PSUV’s wit was barely enough that while others were defending the vice-president’s honor, he was going to head the first 2017 plenary of the Government Federal Council. What better occasion? Who could be more inspiring in this scenario that gathers ministers, governors, mayors and representatives from all of the nation’s states? He was certainly not comfortable, the sanction must’ve somewhat affected his usual pride and he limited himself to talking about the expenditure schedule (when the country’s expecting the electoral schedule,) which will operate with a new mode that incorporates “project monitoring and oversight (…) a tool that allows us to measure each project’s individual efficiency in real time,” said El Aissami. How wonderful! How genius! Such efficiency!

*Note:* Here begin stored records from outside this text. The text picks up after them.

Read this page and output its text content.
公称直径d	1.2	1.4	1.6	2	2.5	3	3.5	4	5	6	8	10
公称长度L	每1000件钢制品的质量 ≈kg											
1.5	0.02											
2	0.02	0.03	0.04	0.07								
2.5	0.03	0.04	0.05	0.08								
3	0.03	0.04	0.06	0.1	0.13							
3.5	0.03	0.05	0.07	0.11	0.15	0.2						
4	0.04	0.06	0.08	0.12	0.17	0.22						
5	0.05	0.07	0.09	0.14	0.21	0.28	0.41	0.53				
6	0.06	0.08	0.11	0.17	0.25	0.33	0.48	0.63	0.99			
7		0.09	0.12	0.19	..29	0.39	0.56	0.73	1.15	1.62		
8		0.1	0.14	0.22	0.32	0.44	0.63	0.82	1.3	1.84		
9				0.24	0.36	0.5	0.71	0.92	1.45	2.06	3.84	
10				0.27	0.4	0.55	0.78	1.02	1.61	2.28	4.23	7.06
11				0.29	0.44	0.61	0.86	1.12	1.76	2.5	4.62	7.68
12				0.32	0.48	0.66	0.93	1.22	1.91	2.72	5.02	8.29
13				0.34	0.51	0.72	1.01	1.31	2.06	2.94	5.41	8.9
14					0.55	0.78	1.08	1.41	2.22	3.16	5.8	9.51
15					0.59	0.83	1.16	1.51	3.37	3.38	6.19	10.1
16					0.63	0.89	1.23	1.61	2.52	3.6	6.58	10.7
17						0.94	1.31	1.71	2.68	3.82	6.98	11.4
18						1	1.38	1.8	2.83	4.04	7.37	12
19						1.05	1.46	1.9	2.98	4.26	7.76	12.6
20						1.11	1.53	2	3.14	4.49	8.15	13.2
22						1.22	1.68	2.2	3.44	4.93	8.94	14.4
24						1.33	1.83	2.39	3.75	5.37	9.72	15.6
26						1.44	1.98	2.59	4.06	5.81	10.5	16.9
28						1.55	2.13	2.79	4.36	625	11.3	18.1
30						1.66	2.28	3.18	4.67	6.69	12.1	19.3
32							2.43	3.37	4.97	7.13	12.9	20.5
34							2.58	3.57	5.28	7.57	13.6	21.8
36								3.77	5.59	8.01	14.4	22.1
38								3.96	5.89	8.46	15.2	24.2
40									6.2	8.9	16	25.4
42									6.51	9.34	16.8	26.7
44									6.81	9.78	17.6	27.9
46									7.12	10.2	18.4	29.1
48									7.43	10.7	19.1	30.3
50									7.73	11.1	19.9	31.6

And in the National Assembly
Parliament approved the creation of a special high-level committee to investigates the U.S. Treasury’s drug trafficking accusations against El Aissami. Headed by Freddy Guevara and made up of José Luis Pirela, Luis Florido, Freddy Paz, Maribel Guédez, Juan Miguel Matheus, Eliézer Sirit, Ismael García and Carlos Prosperi, they have the task of presenting their investigation as soon as possible, requesting the American government the evidence to substantiate their accusations and filing a request before the Prosecutor’s Office to start an investigation to establish -with national talent- whether the crimes the vice-president’s being accused of (including the selling of passports,) as well as Samark López (with Pudreval as the origin of his condition as businessman,) are true or not.
Honor in the mustache
For some reason, Nicolás’ cadena overlapped the discussion taking place in the National Assembly. Calling everyone who dissents from his government a “savage, traitor and vendepatria,” Nicolás came to the inexorable conclusion that the real target of the Treasury Department’s sanctoins is him. And so, he announced a campaign to defend El Aissami’s honor, repeating the script about “vile, illegal and preposterous accusations” and remarking that they’ve already written a letter to protest against them, he ordered the Foreign minister to summon the American chargé d’affaires “so he can publicly apologize for this.” Nicolás claims that he’ll respond legally, diplomatically and politically against this attack that he considers reckless and brutal. It was really fun to see his indignation for the idea that the agency sanctioning El Aissami was playing the roles of “police, judge and jury,” something the PSUV does in any situation. For another unknown reason, Nicolás named Clinton, Bush and Obama, saying the empire was rotten, that he’s foreseen its defeat and downfall, but no, he didn’t mention Trump. You see, the deafening silence.